Simulating Validity: Modal Decoupling in MLLM Generated Feedback on Science Drawings

Abstract

In science education, students frequently construct hand-drawn visual models of scientific phenomena. These drawings rely on a visual structure where information is encoded through visual objects, their attributes, and relationships. Multimodal large language models (MLLMs) are increasingly used to generate feedback on students' hand-drawn scientific models. However, the validity of such feedback depends on whether model claims are grounded in the specific visual evidence of the student drawing. This study uncovers grounding failures, consistent with modal decoupling, in off-the-shelf MLLM feedback, where outputs remain pedagogically plausible in form while contradicting the drawing or treating depicted elements as missing.
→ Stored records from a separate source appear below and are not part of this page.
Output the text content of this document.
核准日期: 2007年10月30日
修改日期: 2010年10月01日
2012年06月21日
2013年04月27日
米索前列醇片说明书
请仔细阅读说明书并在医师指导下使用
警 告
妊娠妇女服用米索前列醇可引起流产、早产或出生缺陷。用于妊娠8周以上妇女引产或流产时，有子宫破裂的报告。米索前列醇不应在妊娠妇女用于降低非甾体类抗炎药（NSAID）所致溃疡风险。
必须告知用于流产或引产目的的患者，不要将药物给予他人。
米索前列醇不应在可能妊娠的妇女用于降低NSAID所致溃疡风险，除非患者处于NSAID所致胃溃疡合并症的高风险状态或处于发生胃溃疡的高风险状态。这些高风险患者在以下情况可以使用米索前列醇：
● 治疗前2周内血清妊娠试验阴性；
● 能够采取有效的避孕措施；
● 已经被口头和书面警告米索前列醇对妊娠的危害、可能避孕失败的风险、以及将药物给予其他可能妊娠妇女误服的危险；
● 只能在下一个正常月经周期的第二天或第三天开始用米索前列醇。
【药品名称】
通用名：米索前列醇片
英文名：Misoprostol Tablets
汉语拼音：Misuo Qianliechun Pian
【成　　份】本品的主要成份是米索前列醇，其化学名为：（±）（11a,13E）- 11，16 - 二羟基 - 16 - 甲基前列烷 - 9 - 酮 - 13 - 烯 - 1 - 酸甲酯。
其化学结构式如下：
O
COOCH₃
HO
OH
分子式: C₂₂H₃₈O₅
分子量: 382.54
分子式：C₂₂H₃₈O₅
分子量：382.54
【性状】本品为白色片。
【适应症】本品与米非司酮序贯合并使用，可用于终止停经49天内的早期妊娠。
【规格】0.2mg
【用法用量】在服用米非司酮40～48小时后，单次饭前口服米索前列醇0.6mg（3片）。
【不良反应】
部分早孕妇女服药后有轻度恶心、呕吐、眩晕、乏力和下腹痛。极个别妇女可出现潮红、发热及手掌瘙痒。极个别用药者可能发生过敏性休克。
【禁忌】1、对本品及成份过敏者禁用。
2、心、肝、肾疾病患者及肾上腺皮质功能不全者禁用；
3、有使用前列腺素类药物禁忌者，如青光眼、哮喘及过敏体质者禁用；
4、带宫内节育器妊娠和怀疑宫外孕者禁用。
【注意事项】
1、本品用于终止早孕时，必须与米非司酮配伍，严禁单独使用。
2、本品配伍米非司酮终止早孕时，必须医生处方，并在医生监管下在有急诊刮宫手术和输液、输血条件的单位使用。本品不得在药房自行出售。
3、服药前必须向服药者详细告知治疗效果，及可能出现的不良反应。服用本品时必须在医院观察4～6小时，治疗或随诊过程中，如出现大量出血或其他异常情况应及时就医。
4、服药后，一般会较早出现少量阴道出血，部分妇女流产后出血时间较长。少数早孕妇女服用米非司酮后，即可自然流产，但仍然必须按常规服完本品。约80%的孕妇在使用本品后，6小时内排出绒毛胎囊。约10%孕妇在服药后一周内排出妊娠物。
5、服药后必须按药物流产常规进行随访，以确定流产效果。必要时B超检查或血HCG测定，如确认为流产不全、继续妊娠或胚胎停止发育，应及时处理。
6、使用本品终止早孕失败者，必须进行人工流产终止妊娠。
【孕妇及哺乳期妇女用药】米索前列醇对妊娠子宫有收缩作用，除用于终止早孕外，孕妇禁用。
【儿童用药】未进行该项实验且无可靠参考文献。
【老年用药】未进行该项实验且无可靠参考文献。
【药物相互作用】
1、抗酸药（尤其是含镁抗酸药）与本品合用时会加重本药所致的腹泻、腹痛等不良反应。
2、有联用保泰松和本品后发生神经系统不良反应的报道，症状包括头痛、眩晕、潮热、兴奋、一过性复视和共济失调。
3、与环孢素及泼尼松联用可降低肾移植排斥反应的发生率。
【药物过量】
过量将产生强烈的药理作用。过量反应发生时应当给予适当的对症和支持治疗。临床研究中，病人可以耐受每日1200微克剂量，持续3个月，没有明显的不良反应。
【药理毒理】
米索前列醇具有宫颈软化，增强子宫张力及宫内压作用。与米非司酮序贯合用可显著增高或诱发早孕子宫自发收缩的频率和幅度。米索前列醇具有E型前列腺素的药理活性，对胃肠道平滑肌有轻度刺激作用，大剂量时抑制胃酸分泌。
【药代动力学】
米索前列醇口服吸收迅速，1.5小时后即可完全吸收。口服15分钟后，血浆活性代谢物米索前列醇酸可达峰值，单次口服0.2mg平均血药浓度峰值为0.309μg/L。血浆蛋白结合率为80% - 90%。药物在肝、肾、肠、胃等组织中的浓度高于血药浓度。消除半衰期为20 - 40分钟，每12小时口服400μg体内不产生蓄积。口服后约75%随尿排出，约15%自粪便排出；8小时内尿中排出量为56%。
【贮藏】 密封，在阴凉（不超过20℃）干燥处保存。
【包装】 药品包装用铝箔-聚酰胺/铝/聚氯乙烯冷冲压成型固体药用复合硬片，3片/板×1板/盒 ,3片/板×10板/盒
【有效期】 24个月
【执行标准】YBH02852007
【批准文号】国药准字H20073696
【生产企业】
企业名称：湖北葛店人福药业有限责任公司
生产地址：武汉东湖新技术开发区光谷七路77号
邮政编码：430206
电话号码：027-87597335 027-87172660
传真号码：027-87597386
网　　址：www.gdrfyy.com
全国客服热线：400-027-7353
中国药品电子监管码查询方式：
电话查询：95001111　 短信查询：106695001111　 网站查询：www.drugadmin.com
Using N = 150 middle school drawings from a kinetic molecular theory unit spanning five modeling tasks and three competence levels, we generated N = 300 feedback instances with GPT-5.1. All outputs were coded for four grounding error types: object mismatch, attribute mismatch, relation mismatch, and false absence. Grounding failures were common: 41.3% of feedback instances contained at least one error. An inventory-list-first workflow reduced several error categories and lowered the overall error rate, but it did not resolve the underlying limitation: approximately one in three outputs remained flawed, with false absence as the dominant failure mode. Moreover, feedback that appears visually grounded offered little diagnostic value for identifying invalid instances. The findings indicate that modal decoupling is a substantial limitation and that valid feedback will require grounding mechanisms beyond common prompting strategies.